La biblioteca incontra le classi

17 gennaio 2020 - Biblioteca Scuola Costanzo - Classi 4 C e 4 D della Scuola Primaria

Fantaghirò, celebre racconto di Italo Calvino lunedì, 17 febbraio alle ore 09.30 nella Sala Biblioteca dell’Istituto “G.A. Costanzo” di Siracusa,  è stato animato da  tre ardimentose insegnanti, Lucia Leone, Lucilla Spicuglia e Nunzia Patania le quali, animate da una finezza educativa, con pazienza e tanto amore per la scuola, hanno trattenuto le alunne e gli alunni della classe quarta C e quarta D della scuola Primaria con una simpatica performance istrionica. Nell’ambito del progetto “La Biblioteca incontra le classi” le docenti, ormai in meritato giolito, hanno rappresentato con dovizia di particolari, con gioiosa fantasia e con tanto spirito d’iniziativa Fantaghirò, la storia di una principessa, anzi la storia di una ragazza che si batte con coraggio e baldanza per ribaltare un ruolo che non le piace, che non l’ appartiene e che le è stato affibbiato da una società pregiudizievole e arcaica. Una donna ribelle, anticonformista che non vuole sottostare ai canoni prestabiliti dal costume del tempo e, con la forza del dialogo e con viva intelligenza riporta la pace nel suo territorio. Si batte e combatte per la giustizia con lealtà delle azioni e con sincerità di animo e solo così riuscirà a porre fine ad anni di incomprensioni e divergenze. Il racconto di Italo Calvino non è una semplice fiaba, ma un monito a riflettere e a comprendere che omnia vincit amor. I conflitti si possono superare con le parole, i compromessi, le negoziazioni, basta volerlo, basta sedersi e discutere con volontà di intenti, senza rancori e dissapori.  A tutto c’è una soluzione senza arrivare necessariamente alle armi e all’odio.  E  il messaggio di Fantaghirò è chiaro: il mondo è di tutti, il mondo è bello.
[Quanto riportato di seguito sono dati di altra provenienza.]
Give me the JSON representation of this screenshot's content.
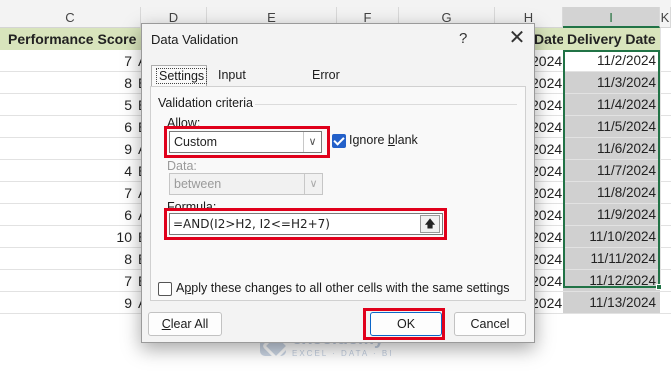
{
  "sheet": {
    "columns": [
      "C",
      "D",
      "E",
      "F",
      "G",
      "H",
      "I",
      "K"
    ],
    "selected_column": "I",
    "header_performance": "Performance Score",
    "header_partial_c": "C",
    "header_partial_h": "Date",
    "header_delivery": "Delivery Date",
    "scores": [
      "7",
      "8",
      "5",
      "6",
      "9",
      "4",
      "7",
      "6",
      "10",
      "8",
      "7",
      "9"
    ],
    "partial_letters": [
      "A",
      "E",
      "E",
      "E",
      "A",
      "E",
      "A",
      "A",
      "E",
      "E",
      "E",
      "A"
    ],
    "h_values": [
      "2024",
      "2024",
      "2024",
      "2024",
      "2024",
      "2024",
      "2024",
      "2024",
      "2024",
      "2024",
      "2024",
      "2024"
    ],
    "delivery_dates": [
      "11/2/2024",
      "11/3/2024",
      "11/4/2024",
      "11/5/2024",
      "11/6/2024",
      "11/7/2024",
      "11/8/2024",
      "11/9/2024",
      "11/10/2024",
      "11/11/2024",
      "11/12/2024",
      "11/13/2024"
    ]
  },
  "dialog": {
    "title": "Data Validation",
    "help": "?",
    "close": "✕",
    "tabs": [
      "Settings",
      "Input Message",
      "Error Alert"
    ],
    "active_tab": "Settings",
    "group_label": "Validation criteria",
    "allow_label": "Allow:",
    "allow_value": "Custom",
    "ignore_blank_pre": "Ignore ",
    "ignore_blank_u": "b",
    "ignore_blank_post": "lank",
    "ignore_blank_checked": true,
    "data_label": "Data:",
    "data_value": "between",
    "formula_label": "Formula:",
    "formula_value": "=AND(I2>H2, I2<=H2+7)",
    "apply_pre": "A",
    "apply_u": "p",
    "apply_post": "ply these changes to all other cells with the same settings",
    "apply_checked": false,
    "clear_all_u": "C",
    "clear_all_post": "lear All",
    "ok_label": "OK",
    "cancel_label": "Cancel",
    "icons": {
      "dropdown": "chevron-down-icon",
      "collapse": "collapse-dialog-icon",
      "close": "close-icon"
    },
    "highlight_color": "#e0001b"
  },
  "watermark": {
    "name": "exceldemy",
    "tagline": "EXCEL · DATA · BI"
  }
}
Senza le armi, senza la guerra, noi questo mondo possiamo salvare.  

Parole che hanno lasciato tra i discenti tutti, un segno profondo, tangibile, dimostrato dal fatto che alla fine gli alunni, commossi, si sono presi per mano in un sano e bel gesto di unione, di amore, di fratellanza. E come tutte le fiabe che si rispettino…E tutti vissero felici e contenti!